Когда они вернулись в Тунис, Тони решил не ехать с Уотертоном ни в Англию, ни даже в Марсель. Была третья неделя марта, и он не мог вынести мысли, что ему придется покинуть солнце для северных туманов и мрака. Сначала он думал вернуться по уже пройденному пути и углубиться один в пустыню, но решил, что это будет некрасиво по отношению к Уотертону (который был очень огорчен из-за необходимости уезжать) и даже ошибкой, пока он не изучит хотя бы немного арабский язык. Кроме того, после чуждого ему и довольно отталкивающего ислама Тони чувствовал, что его тянет опять в традиционную Европу — не в Европу фабрик и радио, а к средиземноморской цивилизации, которая, увы, существовала только в реликвиях.

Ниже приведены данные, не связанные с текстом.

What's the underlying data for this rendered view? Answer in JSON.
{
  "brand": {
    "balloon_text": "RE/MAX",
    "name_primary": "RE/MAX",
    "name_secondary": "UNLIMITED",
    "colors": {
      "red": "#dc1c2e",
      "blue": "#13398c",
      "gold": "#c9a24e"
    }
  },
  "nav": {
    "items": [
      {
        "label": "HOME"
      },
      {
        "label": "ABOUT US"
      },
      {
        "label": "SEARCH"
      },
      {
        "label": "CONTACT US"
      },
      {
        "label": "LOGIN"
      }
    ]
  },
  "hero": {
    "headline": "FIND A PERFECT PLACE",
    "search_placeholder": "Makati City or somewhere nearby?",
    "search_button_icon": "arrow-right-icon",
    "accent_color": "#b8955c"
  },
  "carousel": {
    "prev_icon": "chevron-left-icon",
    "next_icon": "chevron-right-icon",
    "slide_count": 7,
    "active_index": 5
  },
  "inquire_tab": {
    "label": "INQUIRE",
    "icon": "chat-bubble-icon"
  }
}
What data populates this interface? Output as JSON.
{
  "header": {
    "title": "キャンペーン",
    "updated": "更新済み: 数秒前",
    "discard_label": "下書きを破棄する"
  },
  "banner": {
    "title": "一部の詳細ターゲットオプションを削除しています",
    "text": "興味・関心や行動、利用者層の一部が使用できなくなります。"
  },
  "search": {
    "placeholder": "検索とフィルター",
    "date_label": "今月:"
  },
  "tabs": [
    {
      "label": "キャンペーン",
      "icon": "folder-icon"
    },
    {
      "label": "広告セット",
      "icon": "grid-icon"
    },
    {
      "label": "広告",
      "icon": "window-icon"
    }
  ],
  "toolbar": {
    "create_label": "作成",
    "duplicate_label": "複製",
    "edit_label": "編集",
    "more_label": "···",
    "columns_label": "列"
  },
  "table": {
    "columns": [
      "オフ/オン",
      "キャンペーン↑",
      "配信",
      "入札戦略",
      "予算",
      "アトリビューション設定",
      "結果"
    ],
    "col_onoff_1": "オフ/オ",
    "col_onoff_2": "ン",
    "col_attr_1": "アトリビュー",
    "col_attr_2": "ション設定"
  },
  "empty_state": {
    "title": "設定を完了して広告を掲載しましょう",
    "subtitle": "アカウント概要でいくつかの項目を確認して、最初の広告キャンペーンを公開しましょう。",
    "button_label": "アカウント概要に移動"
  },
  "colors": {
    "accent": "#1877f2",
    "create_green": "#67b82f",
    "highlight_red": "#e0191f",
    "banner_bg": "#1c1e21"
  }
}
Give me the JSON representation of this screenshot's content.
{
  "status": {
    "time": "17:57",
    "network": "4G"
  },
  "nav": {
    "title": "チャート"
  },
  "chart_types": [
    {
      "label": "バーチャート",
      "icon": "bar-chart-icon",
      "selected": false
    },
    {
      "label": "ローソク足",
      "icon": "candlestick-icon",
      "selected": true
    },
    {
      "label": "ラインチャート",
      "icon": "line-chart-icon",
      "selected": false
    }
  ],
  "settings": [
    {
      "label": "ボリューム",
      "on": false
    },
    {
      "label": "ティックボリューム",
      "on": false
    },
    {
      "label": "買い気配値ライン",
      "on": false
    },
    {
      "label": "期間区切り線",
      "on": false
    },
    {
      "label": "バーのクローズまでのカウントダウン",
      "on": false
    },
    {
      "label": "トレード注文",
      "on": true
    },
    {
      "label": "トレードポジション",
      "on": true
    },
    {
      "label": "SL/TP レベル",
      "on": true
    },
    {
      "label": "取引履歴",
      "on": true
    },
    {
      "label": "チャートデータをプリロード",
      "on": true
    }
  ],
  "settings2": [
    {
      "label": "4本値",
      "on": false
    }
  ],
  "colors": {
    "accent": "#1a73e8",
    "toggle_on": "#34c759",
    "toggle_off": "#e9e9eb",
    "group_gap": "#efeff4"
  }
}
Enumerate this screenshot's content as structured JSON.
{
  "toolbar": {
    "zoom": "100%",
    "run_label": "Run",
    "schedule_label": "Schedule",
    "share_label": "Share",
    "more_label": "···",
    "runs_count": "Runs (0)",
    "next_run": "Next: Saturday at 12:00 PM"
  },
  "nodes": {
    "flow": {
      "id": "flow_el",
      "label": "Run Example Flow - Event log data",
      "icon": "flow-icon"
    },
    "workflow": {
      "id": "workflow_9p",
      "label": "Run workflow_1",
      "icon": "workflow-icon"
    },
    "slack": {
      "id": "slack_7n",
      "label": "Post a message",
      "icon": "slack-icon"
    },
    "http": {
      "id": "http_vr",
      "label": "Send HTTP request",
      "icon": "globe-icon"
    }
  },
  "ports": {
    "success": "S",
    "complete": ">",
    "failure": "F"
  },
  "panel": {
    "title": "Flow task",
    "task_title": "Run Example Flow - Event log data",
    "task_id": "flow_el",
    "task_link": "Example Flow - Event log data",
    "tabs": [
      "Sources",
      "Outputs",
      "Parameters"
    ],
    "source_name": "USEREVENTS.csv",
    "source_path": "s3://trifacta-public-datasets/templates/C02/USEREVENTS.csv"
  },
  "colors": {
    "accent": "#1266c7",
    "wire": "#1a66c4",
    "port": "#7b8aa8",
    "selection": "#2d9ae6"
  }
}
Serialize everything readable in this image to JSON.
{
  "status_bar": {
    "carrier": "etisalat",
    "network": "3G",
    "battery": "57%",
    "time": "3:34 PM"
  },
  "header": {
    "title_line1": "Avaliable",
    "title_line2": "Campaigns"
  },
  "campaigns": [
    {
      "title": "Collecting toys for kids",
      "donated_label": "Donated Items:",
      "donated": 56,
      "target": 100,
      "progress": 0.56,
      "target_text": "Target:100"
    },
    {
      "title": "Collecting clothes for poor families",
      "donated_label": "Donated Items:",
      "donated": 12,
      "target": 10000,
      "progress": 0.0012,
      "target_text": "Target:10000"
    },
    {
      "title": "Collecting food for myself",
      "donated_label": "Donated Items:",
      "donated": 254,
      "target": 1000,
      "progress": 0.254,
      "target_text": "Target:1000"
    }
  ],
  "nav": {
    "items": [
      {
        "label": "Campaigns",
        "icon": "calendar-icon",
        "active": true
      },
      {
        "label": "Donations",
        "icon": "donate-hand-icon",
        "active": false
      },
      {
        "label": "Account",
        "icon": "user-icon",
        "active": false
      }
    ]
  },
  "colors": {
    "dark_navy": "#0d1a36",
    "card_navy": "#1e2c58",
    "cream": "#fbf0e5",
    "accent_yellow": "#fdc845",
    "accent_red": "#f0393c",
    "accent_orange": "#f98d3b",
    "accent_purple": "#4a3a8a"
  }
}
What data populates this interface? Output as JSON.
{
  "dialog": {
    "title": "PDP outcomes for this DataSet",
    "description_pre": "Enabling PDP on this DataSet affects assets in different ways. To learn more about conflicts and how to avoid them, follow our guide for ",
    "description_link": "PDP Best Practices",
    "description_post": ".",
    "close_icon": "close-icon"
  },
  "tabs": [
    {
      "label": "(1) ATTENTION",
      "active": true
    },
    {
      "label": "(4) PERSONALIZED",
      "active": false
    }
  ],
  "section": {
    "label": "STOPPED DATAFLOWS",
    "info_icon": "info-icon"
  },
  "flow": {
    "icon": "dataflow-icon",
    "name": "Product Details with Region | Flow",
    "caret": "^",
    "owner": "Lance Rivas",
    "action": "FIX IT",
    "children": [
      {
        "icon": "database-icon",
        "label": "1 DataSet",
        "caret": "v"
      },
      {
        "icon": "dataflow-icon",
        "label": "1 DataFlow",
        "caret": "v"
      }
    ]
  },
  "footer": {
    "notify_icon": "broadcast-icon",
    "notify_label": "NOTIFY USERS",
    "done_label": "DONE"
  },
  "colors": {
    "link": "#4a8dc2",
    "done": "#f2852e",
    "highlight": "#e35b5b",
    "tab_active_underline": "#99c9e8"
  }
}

Накануне отъезда Уотертона они отправились на трамвае в маленький приморский городок недалеко от Карфагена и сидели за стаканами на террасе отеля, заставленной цветами. Уотертон скоро погрузился в одну из каких-то необычных книг, которыми он восхищался, а Тони расхаживал взад и вперед по террасе, глядя на сверкающие небо и море. Они были поразительно темного ультрамаринового цвета. С северных берегов Средиземного моря мы всегда глядим против солнца, так что синева теряется в блеске солнечного света. Но здесь солнце светило со стороны суши, и свет усиливал, а не ослаблял двойную синеву. Что-то в ней напомнило Тони весеннее небо над римской Кампаньей, и сразу, как только в его уме возник этот образ, Тони с полной уверенностью понял, куда он должен ехать.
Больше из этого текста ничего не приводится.